Like a true gentlemen, I always put women and children first.

I hate walking into spiderwebs…

@envydatropic

Animals who have bright colors and patterns in the wild are considered dangerous and shouldn’t be messed with.

*Updates work wardrobe to bright, loud colors and patterns*

@WGladstone

My 6 yr old asked me if “satire” is like a “flat tire.” I told him no. People know how to handle a flat tire.

@PetrickSara

Parents that need to reheat coffee are adorable.

Hardened parents will chug it cold, or chew straight up coffee grounds; they’re desperate.

@WhaJoTalkinBout

him: my dad left when I was younger, around 7

me: before rush hour, smart move

@realHamOnWry

What did I learn getting fired today?

Never walk behind your boss, poke his bald spot and yell, “Hey, you’ve got a hole in your haircut”.

@Shelts99

All women want to be swept off their feet, until you push them into the sea.

Dating is hard!

@pauleggleston

-Whoa! Have you seen that big herd of bees outside?
-Not *herd* of bees.
-You’ve not heard of bees? They’re flying things with stings.
-I know, but it’s swarm!
-*sweating* I know, it’s boiling!
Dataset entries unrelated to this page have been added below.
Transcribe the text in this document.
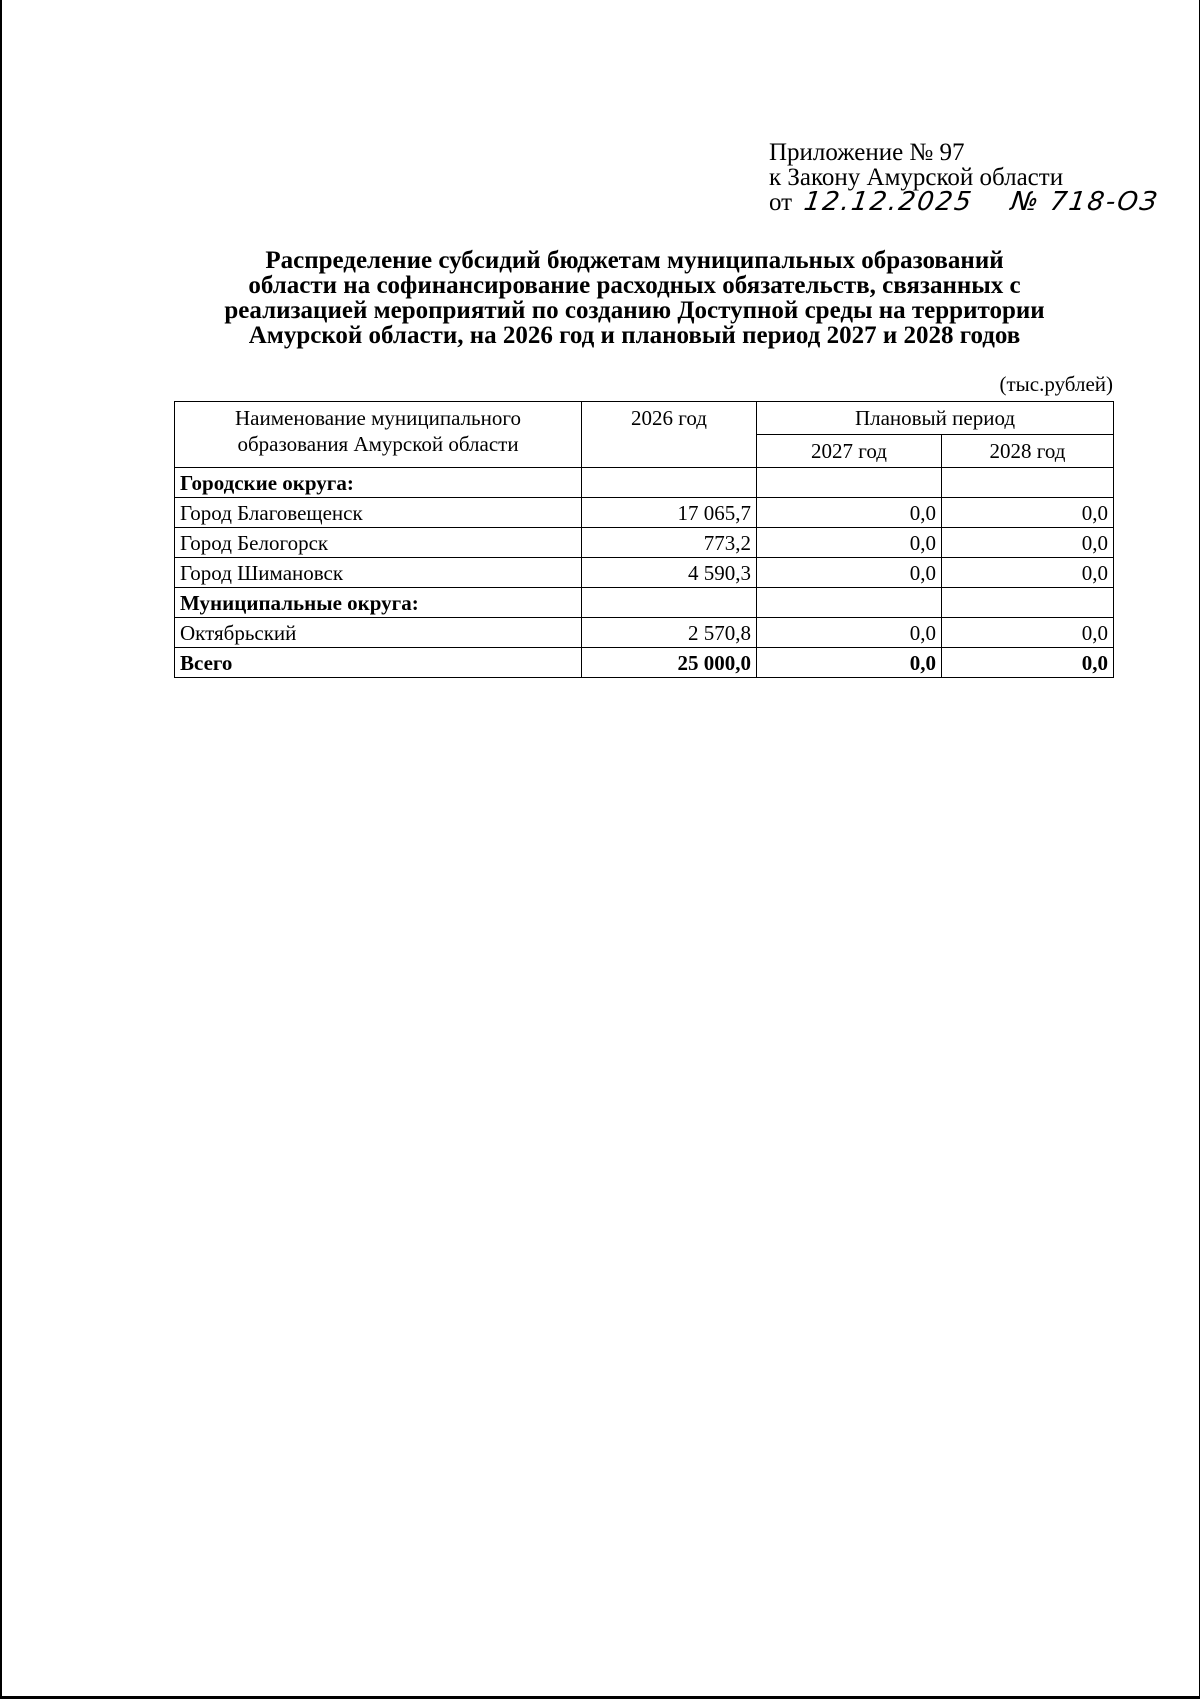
Приложение № 97
к Закону Амурской области
от 12.12.2025 № 718-ОЗ
Распределение субсидий бюджетам муниципальных образований
области на софинансирование расходных обязательств, связанных с
реализацией мероприятий по созданию Доступной среды на территории
Амурской области, на 2026 год и плановый период 2027 и 2028 годов
(тыс.рублей)
Наименование муниципального образования Амурской области	2026 год	Плановый период	
		2027 год	2028 год
Городские округа:			
Город Благовещенск	17 065,7	0,0	0,0
Город Белогорск	773,2	0,0	0,0
Город Шимановск	4 590,3	0,0	0,0
Муниципальные округа:			
Октябрьский	2 570,8	0,0	0,0
Всего	25 000,0	0,0	0,0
But I’m not opening the window til that herd of bees has gone.

@bewgtweets

Me: it should be called a “some of the things” bagel.

Cashier: because it doesn’t have raisins, or cinnamon?

Me: I was going to say because it doesn’t have love but holy shit man

@FattMernandez

Are there Jewish exorcisms? Where the demon comes out, and just tells you to call your mother?